Shadow and Weak Gravitational lensing of rotating traversable Wormhole in Non-homogeneous Plasma Space-time

TL;DR

This study explores how light behaves around a rotating wormhole in a plasma environment, revealing how plasma density influences shadow size and deflection angles, with implications for observational constraints.

Contribution

It introduces analytical formulas for shadow boundaries in plasma, highlights the impact of plasma density on shadow size, and constrains wormhole parameters using observational data.

Findings

Shadow size decreases with increasing plasma density

Certain plasma conditions can eliminate the wormhole shadow

Deflection angle decreases as plasma parameter increases

Abstract

In this work, we have studied the behavior of null geodesics within a rotating wormhole space-time in non-magnetized pressure-less plasma. By focusing on the dispersion relation of the plasma and disregarding its direct gravitational effects, we examine how light rays traverse in the mentioned space-time. A key highlight of the work is the necessity of a specific plasma distribution profile to establish a generalized Carter's constant, shedding light on the importance of this parameter. Furthermore, we have derived analytical formulas to distinguish the shadow boundary across various plasma profiles, uncovering a fascinating trend of diminishing shadow size as plasma density increases.
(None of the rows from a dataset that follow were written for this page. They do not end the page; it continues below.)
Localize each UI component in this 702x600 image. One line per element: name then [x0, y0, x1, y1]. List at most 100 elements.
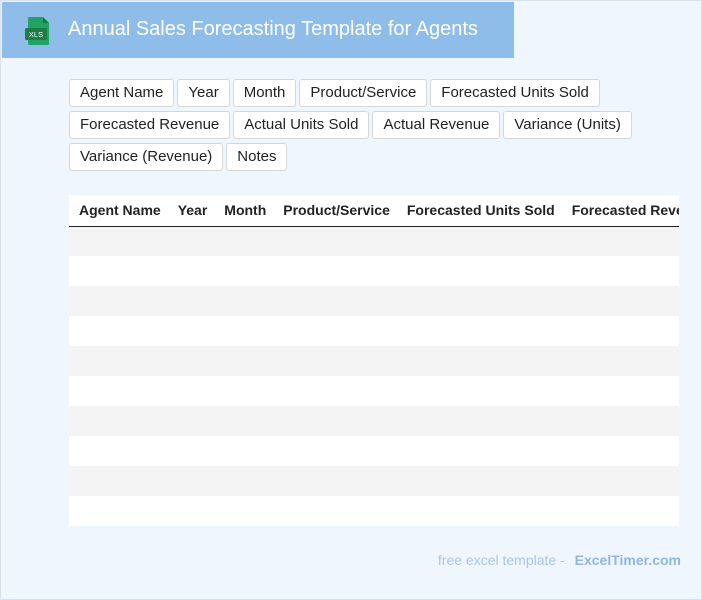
table-row [69, 226, 679, 256]
table-cell[interactable] [214, 346, 273, 376]
xls-file-icon: XLS [25, 17, 49, 45]
table-row [69, 256, 679, 286]
table-cell[interactable] [397, 496, 562, 526]
table-cell[interactable] [69, 226, 168, 256]
field-chip[interactable]: Variance (Revenue) [69, 143, 224, 171]
table-cell[interactable] [562, 466, 679, 496]
data-table-container: Agent Name Year Month Product/Service Foreca… [69, 195, 679, 526]
table-cell[interactable] [397, 466, 562, 496]
table-row [69, 496, 679, 526]
table-cell[interactable] [273, 466, 397, 496]
table-cell[interactable] [69, 316, 168, 346]
table-cell[interactable] [69, 286, 168, 316]
table-cell[interactable] [69, 406, 168, 436]
table-cell[interactable] [168, 226, 215, 256]
table-cell[interactable] [397, 286, 562, 316]
field-chip[interactable]: Agent Name [69, 79, 175, 107]
table-cell[interactable] [69, 256, 168, 286]
table-row [69, 406, 679, 436]
field-chip[interactable]: Product/Service [299, 79, 428, 107]
table-cell[interactable] [214, 256, 273, 286]
page-title: Annual Sales Forecasting Template for Ag… [68, 18, 478, 40]
field-chip[interactable]: Month [232, 79, 297, 107]
table-cell[interactable] [397, 226, 562, 256]
table-cell[interactable] [168, 496, 215, 526]
table-cell[interactable] [562, 286, 679, 316]
table-header-row: Agent Name Year Month Product/Service Foreca… [69, 195, 679, 227]
table-cell[interactable] [214, 316, 273, 346]
table-row [69, 286, 679, 316]
table-cell[interactable] [168, 316, 215, 346]
table-cell[interactable] [562, 316, 679, 346]
column-header[interactable]: Product/Service [273, 195, 397, 227]
table-cell[interactable] [397, 376, 562, 406]
table-body [69, 226, 679, 526]
xls-icon-label: XLS [29, 30, 43, 39]
column-header[interactable]: Agent Name [69, 195, 168, 227]
table-cell[interactable] [273, 496, 397, 526]
table-cell[interactable] [562, 226, 679, 256]
header-banner: XLS Annual Sales Forecasting Template fo… [2, 2, 514, 58]
table-cell[interactable] [397, 406, 562, 436]
table-cell[interactable] [168, 286, 215, 316]
column-header[interactable]: Forecasted Units Sold [396, 195, 562, 227]
table-cell[interactable] [273, 256, 397, 286]
table-cell[interactable] [69, 466, 168, 496]
data-table: Agent Name Year Month Product/Service Foreca… [69, 195, 679, 526]
table-cell[interactable] [273, 316, 397, 346]
table-cell[interactable] [69, 346, 168, 376]
table-cell[interactable] [168, 256, 215, 286]
table-cell[interactable] [562, 406, 679, 436]
field-chip[interactable]: Forecasted Revenue [69, 111, 231, 139]
table-cell[interactable] [214, 466, 273, 496]
table-cell[interactable] [562, 496, 679, 526]
table-cell[interactable] [562, 256, 679, 286]
footer-lead-text: free excel template - [437, 552, 565, 568]
table-cell[interactable] [168, 376, 215, 406]
table-row [69, 436, 679, 466]
table-cell[interactable] [273, 406, 397, 436]
table-cell[interactable] [397, 316, 562, 346]
table-cell[interactable] [214, 436, 273, 466]
table-cell[interactable] [69, 376, 168, 406]
table-cell[interactable] [397, 436, 562, 466]
column-header[interactable]: Year [167, 195, 215, 227]
table-cell[interactable] [214, 406, 273, 436]
field-chip[interactable]: Notes [226, 143, 288, 171]
table-row [69, 376, 679, 406]
column-header[interactable]: Month [214, 195, 274, 227]
field-chip-list: Agent Name Year Month Product/Service Foreca… [69, 79, 669, 171]
table-cell[interactable] [214, 496, 273, 526]
table-cell[interactable] [168, 436, 215, 466]
field-chip[interactable]: Variance (Units) [503, 111, 632, 139]
field-chip[interactable]: Actual Revenue [372, 111, 501, 139]
table-cell[interactable] [273, 226, 397, 256]
table-row [69, 316, 679, 346]
table-cell[interactable] [562, 346, 679, 376]
table-cell[interactable] [69, 436, 168, 466]
table-cell[interactable] [214, 286, 273, 316]
table-cell[interactable] [562, 436, 679, 466]
table-cell[interactable] [168, 466, 215, 496]
table-row [69, 466, 679, 496]
table-cell[interactable] [397, 256, 562, 286]
column-header[interactable]: Forecasted Revenue [561, 195, 679, 227]
table-cell[interactable] [562, 376, 679, 406]
table-row [69, 346, 679, 376]
footer-credit: free excel template - ExcelTimer.com [438, 552, 681, 568]
table-cell[interactable] [168, 406, 215, 436]
table-cell[interactable] [168, 346, 215, 376]
table-cell[interactable] [214, 376, 273, 406]
field-chip[interactable]: Year [177, 79, 230, 107]
table-cell[interactable] [273, 376, 397, 406]
footer-brand-link[interactable]: ExcelTimer.com [574, 552, 681, 568]
field-chip[interactable]: Actual Units Sold [233, 111, 370, 139]
table-cell[interactable] [273, 436, 397, 466]
table-cell[interactable] [273, 346, 397, 376]
table-cell[interactable] [69, 496, 168, 526]
table-cell[interactable] [214, 226, 273, 256]
table-cell[interactable] [273, 286, 397, 316]
field-chip[interactable]: Forecasted Units Sold [430, 79, 600, 107]
table-cell[interactable] [397, 346, 562, 376]
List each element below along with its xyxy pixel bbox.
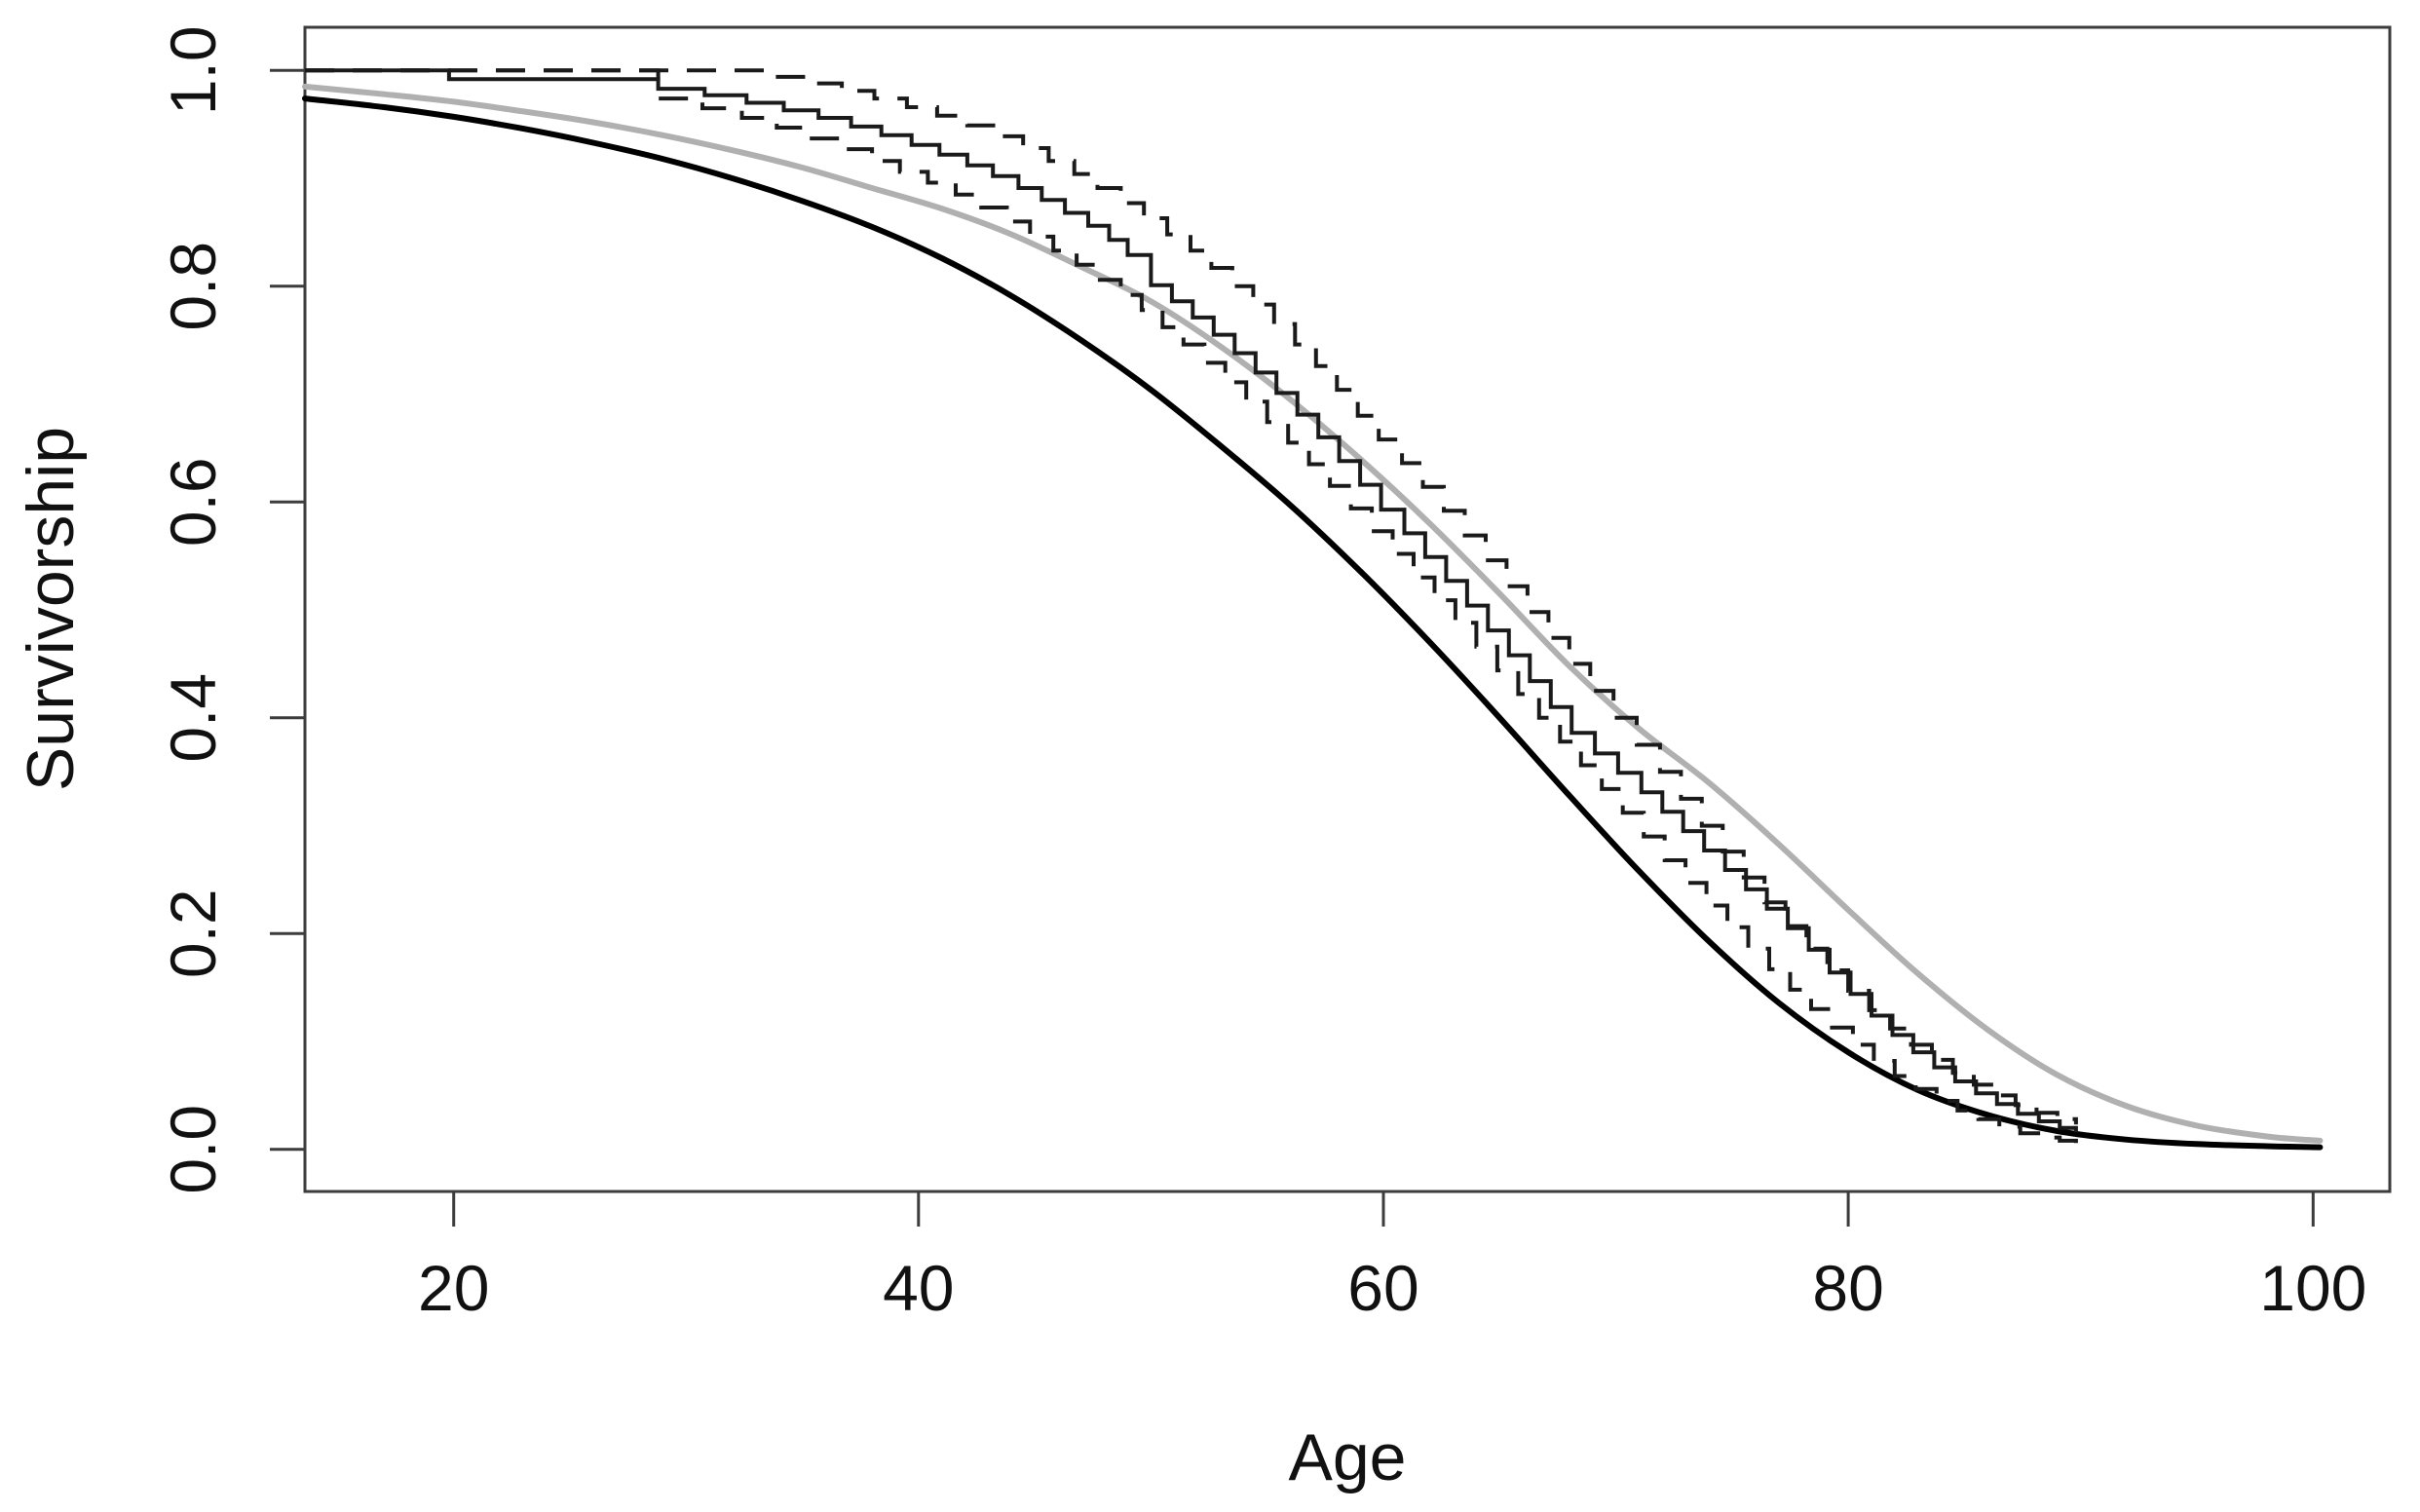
x-tick-label: 40 [883,1252,954,1324]
y-tick-label: 0.6 [157,457,229,547]
x-tick-label: 100 [2259,1252,2366,1324]
y-tick-label: 0.4 [157,673,229,763]
y-tick-label: 0.2 [157,888,229,978]
series-model-survivorship-gray [302,83,2324,1144]
y-axis-title: Survivorship [14,426,88,792]
x-tick-label: 60 [1347,1252,1418,1324]
series-confidence-upper [305,68,2078,1125]
plot-box [303,25,2392,1193]
x-tick-label: 20 [418,1252,489,1324]
y-tick-label: 0.0 [157,1105,229,1194]
y-tick-label: 0.8 [157,242,229,331]
series-kaplan-meier-estimate [305,68,2078,1133]
series-confidence-lower [305,68,2078,1144]
x-tick-label: 80 [1812,1252,1883,1324]
x-axis-title: Age [1288,1420,1407,1494]
y-tick-label: 1.0 [157,25,229,115]
series-model-survivorship-black [302,95,2324,1151]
Intriguingly, certain limits of the plasma parameters result in the complete disappearance of the shadow. When calculating the deflection angle by a wormhole in plasma space-time, we observe a distinct pattern: the angle decreases as the plasma parameter rises in non-homogeneous plasma space-time, diverging from the behavior observed in homogeneous plasma space-time. Also, leveraging observational data from M$87^{\ast}$, we establish constraints on the throat radius. Furthermore, minimum shadow diameters provide valuable constraints for the radial and latitudinal plasma parameters.